La pression publique exercée sur Reedie par des personnalités olympiques influentes s’est poursuivie pendant des mois, jusqu’à ce que Bach et lui se rencontrent pour clarifier la situation. Depuis les JO de Rio, aucune équipe russe n’a participé aux Jeux olympiques avec son nom, son drapeau et son hymne national.

L’actuelle présidente du CIO, Kirsty Coventry, a déclaré lundi que la contribution de Reedie « aux Jeux olympiques, à la lutte contre le dopage et au développement des athlètes à travers le monde perdurera pour les générations à venir ».

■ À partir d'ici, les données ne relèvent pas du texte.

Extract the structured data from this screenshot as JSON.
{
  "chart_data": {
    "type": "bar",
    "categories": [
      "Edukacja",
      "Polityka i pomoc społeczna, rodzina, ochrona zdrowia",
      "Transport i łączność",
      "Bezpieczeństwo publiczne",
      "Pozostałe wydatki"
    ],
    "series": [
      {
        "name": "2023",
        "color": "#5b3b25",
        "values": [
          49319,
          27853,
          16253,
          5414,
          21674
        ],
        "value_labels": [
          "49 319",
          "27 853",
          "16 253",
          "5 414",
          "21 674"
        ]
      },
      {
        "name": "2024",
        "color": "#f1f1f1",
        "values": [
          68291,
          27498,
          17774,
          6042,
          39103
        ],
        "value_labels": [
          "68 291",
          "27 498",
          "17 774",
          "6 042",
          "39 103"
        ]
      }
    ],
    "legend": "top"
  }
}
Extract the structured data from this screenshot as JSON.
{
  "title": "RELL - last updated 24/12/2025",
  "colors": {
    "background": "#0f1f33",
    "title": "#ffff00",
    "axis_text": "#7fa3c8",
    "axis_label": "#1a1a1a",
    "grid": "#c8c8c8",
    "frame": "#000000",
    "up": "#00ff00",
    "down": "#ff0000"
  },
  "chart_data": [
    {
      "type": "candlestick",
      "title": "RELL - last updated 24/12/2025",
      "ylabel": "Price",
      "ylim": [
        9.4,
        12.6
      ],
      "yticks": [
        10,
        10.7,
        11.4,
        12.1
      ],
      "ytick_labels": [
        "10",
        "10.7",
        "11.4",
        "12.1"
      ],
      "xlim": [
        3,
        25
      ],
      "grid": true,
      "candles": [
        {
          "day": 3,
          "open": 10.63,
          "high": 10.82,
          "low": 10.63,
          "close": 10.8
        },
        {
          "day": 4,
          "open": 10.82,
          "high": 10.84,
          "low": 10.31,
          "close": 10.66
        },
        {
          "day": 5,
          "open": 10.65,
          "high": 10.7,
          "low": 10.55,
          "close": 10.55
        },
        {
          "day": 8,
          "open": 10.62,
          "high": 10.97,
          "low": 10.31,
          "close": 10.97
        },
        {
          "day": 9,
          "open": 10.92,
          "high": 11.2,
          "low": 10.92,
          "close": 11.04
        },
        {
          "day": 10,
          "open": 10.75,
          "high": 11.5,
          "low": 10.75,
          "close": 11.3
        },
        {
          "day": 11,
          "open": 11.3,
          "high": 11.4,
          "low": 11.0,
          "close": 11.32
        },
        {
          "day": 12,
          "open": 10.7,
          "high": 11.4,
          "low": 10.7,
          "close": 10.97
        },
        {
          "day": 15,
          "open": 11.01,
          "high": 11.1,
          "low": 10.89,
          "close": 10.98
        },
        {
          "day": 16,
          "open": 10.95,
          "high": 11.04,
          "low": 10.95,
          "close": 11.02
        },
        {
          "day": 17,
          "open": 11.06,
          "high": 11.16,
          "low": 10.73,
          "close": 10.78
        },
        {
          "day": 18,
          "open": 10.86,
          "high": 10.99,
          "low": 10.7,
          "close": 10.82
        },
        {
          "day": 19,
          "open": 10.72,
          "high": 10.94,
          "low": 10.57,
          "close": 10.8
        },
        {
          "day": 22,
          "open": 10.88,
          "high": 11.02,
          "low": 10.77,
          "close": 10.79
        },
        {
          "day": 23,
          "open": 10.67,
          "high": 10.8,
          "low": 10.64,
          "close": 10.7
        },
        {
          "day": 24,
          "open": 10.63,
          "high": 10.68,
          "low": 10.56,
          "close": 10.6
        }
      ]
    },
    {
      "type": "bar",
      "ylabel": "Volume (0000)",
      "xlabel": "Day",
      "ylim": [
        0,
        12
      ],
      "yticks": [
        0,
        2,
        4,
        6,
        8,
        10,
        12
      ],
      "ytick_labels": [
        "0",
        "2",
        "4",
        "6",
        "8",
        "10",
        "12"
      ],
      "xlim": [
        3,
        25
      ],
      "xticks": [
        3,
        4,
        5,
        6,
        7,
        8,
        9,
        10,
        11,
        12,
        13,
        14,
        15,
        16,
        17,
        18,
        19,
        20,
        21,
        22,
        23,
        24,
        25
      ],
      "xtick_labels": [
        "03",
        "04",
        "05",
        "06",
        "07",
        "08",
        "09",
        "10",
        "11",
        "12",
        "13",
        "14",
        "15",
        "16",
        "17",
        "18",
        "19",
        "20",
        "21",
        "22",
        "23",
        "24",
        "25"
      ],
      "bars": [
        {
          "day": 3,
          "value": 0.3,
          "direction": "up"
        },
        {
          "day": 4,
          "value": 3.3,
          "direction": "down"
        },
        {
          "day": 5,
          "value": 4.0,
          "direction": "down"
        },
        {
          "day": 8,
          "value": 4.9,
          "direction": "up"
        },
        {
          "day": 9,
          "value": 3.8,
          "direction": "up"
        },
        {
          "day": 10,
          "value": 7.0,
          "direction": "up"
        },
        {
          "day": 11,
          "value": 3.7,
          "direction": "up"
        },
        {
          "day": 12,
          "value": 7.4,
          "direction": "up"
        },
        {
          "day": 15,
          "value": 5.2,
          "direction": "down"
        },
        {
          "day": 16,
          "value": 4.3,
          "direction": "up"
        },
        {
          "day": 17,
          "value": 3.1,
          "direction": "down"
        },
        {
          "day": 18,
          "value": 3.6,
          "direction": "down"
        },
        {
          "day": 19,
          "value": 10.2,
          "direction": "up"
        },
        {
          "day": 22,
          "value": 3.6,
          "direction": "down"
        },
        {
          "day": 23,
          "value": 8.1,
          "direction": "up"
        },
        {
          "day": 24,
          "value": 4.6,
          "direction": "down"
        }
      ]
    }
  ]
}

« Il a été un défenseur inébranlable de l’intégrité, guidant la communauté sportive mondiale à travers certains de ses moments les plus difficiles, avec dignité et détermination », a ajouté Coventry dans un communiqué du CIO.

Coe a décrit Reedie, un Écossais anobli en 2006, comme « l’incarnation même du ‘gentleman’ ».

« Il était à la fois opiniâtre, sage, avisé et, surtout, loyal envers ceux qui voulaient légitimement servir le sport, a déclaré le président de World Athletics. Il ne supportait certainement pas les imbéciles, était authentique et disait ce qu’il pensait. »

Reedie a été élu membre du CIO en 1994 et est devenu membre honoraire en 2021.

Le CIO a indiqué que son drapeau serait mis en berne pendant trois jours à son siège de Lausanne, en Suisse.